The production of PEF building blocks does not require petroleum, but instead cellulose and essentially only alcohol and air. The process can be transferred into practice immediately. The PEF process manages with a maximum of 60 degrees Celsius, operates at normal atmospheric pressure and can increase its productivity 15 times over under continuous flow conditions.
HMF – The Starting Material for PEF
The starting material for the PEF building blocks is a so-called platform chemical, a furan derivative called HMF, which is produced from cellulose, a polysaccharide from waste products such as agricultural waste.
Dr. Meija, the head of the research project, partnered with Nguyen Trung Thanh, a professor at Hanoi University of Technology. Meija's junior research group offered him the opportunity to develop a simplified process for the production of HMF from rice straw in his habilitation thesis. In parallel, Meija assigned a student from Venezuela, Abel Salazar, the task of improving the PEF process based on HMF.
The Reaction Process – How It Works?
In principle, in this process, a mixture of HMF and alcohol reacts with oxygen and in the presence of a catalyst to form an ester, or more precisely a diester, which can be polymerized to PEF in a further step.
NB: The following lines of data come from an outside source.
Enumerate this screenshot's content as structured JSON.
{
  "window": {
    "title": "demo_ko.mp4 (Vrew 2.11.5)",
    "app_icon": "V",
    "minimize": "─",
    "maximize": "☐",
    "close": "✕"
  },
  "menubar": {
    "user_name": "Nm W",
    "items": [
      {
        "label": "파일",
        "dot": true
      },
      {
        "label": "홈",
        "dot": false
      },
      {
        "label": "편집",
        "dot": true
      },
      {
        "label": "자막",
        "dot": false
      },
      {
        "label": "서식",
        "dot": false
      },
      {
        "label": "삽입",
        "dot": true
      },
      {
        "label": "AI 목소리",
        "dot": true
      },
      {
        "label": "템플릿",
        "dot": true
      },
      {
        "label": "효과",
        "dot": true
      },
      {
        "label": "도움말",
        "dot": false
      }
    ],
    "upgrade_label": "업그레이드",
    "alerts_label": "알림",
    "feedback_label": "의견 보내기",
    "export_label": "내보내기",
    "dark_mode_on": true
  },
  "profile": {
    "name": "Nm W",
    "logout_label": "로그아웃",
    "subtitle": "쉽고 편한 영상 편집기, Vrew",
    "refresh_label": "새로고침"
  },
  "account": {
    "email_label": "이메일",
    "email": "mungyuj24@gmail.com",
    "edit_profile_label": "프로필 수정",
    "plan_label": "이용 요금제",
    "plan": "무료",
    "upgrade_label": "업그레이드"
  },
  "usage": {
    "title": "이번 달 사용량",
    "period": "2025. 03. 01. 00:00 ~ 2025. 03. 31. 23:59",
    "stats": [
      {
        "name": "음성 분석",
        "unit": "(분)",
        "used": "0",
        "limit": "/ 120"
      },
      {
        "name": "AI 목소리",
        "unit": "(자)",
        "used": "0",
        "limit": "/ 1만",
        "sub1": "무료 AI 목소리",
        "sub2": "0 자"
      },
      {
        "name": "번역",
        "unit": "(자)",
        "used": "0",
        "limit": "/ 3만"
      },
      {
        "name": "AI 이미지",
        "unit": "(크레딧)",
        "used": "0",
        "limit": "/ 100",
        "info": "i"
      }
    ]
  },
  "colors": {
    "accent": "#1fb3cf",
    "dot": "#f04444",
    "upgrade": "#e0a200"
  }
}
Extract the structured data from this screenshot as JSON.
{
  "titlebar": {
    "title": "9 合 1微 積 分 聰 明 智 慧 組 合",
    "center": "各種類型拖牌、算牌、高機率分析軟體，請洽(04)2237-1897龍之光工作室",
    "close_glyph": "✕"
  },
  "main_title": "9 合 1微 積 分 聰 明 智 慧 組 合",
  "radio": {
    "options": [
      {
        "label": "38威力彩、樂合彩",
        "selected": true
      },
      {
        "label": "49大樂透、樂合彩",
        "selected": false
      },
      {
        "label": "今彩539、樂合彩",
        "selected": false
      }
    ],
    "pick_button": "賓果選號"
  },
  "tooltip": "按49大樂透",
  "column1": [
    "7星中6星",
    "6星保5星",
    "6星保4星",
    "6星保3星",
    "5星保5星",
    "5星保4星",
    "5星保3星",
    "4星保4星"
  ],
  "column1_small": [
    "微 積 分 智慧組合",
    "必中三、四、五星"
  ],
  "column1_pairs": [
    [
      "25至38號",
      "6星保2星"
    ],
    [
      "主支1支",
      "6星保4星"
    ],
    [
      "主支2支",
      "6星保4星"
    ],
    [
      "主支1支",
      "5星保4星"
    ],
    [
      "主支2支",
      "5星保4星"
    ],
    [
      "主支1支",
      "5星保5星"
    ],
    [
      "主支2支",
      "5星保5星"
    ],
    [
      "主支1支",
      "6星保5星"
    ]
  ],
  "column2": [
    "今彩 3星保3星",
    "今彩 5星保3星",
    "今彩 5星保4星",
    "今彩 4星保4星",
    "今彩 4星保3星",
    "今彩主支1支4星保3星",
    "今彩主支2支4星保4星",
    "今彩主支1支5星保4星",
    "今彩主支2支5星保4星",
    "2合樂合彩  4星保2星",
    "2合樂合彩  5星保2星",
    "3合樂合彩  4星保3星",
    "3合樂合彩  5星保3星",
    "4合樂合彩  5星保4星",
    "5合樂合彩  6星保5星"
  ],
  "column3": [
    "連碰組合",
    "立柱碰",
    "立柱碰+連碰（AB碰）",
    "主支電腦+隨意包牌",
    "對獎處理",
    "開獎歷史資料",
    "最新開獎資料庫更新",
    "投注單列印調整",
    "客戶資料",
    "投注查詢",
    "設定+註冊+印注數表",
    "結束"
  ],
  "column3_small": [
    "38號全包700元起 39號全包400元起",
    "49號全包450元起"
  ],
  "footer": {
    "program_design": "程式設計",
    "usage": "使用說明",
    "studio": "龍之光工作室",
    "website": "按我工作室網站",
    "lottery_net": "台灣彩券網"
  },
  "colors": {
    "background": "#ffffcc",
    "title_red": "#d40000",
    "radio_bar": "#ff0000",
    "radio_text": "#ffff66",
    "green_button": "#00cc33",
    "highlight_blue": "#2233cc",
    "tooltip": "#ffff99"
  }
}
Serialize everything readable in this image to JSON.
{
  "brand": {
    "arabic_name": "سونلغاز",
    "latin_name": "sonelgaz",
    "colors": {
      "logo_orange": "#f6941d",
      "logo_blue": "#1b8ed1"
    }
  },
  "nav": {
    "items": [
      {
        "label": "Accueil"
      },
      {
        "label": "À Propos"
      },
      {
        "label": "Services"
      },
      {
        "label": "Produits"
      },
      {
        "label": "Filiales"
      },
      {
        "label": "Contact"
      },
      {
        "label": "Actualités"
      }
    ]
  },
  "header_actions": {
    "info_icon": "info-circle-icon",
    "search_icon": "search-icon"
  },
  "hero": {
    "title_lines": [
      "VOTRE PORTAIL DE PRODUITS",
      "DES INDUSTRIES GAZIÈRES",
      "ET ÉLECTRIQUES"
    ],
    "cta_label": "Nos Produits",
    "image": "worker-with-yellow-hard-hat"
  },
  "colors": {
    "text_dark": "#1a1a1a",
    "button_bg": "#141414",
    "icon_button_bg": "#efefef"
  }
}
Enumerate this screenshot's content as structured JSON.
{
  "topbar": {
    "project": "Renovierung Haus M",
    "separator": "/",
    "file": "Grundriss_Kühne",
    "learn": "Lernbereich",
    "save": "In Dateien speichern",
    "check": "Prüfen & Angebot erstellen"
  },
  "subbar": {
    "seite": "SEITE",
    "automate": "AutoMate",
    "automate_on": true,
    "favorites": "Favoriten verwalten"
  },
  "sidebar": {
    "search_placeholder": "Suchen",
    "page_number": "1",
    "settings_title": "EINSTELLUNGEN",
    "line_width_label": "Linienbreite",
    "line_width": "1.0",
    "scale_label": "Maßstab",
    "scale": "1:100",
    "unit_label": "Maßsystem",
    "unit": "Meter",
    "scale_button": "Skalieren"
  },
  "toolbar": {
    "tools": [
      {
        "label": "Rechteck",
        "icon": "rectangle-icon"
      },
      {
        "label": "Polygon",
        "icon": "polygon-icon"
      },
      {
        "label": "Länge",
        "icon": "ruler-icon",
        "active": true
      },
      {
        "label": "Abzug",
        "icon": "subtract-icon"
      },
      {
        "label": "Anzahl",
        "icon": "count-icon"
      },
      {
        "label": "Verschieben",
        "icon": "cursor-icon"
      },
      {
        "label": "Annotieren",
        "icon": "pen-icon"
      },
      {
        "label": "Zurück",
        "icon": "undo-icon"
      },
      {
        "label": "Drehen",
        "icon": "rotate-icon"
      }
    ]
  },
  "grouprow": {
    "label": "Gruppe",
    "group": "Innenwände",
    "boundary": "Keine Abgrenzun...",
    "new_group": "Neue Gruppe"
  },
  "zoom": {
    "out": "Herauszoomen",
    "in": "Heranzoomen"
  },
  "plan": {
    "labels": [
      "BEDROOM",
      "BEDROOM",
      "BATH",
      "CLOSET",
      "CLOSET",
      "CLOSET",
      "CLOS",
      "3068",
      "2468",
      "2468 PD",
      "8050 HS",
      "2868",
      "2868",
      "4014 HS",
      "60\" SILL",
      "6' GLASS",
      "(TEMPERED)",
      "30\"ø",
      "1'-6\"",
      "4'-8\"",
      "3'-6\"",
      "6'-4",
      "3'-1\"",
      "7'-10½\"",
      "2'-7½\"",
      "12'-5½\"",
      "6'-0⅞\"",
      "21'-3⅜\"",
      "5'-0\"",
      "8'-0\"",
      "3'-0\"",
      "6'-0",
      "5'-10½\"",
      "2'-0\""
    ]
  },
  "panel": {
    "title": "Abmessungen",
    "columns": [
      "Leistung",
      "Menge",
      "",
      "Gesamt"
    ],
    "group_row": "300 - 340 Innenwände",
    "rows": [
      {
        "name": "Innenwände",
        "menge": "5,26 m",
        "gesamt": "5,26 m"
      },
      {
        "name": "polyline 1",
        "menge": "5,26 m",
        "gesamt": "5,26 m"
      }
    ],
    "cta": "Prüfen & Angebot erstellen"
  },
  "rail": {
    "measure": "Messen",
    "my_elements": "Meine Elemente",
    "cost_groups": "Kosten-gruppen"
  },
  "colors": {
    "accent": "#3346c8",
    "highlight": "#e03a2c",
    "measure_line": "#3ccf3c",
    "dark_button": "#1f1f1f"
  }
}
Compared to the previous process, the new process at the LIKAT manages with a fractional amount of heat and pressure.
On top of that, the researchers do not supply the required oxygen to the reaction in concentrated form, but rather from the air – which simplified the process considerably and apparently also increased the fun factor of the experiments.
At first, they simply took balloons, blew them up in the laboratory and put them over the apparatus. With three or four reactions at the same time, it made for a nice party scene in the lab. But the use of room air had a disadvantage for the reaction: it ran too slowly.
The product could only be examined the next morning. Meija and his team solved the problem in two places. First, they slightly increased the pressure and found an optimum at 20 bar. Secondly, they replaced the reaction vessel with a microflow reactor.
The starting materials, essentially a mixture of HMF and alcohol, are pressed through a system of fine tubes with oxygen or air. Due to the capillary forced guidance, the oxygen molecules come into contact with the starting mix in a well-dosed manner. The reaction mixture then passes through a cartridge.
There the catalyst is located, which starts the reaction, in this case particles of cobalt oxide and ruthenium, applied to the surface of small beads. This arrangement enables the "oxidative esterification", as chemists call this reaction, and above all it allows a continuous process.
The catalyst is not consumed, it can be used again and again. The product, the esterified PEF component, leaves the cartridge as a liquid and can now be polymerized. The reaction now runs 15 times faster than when the experiments began. The chemist is convinced that the result will interest many people.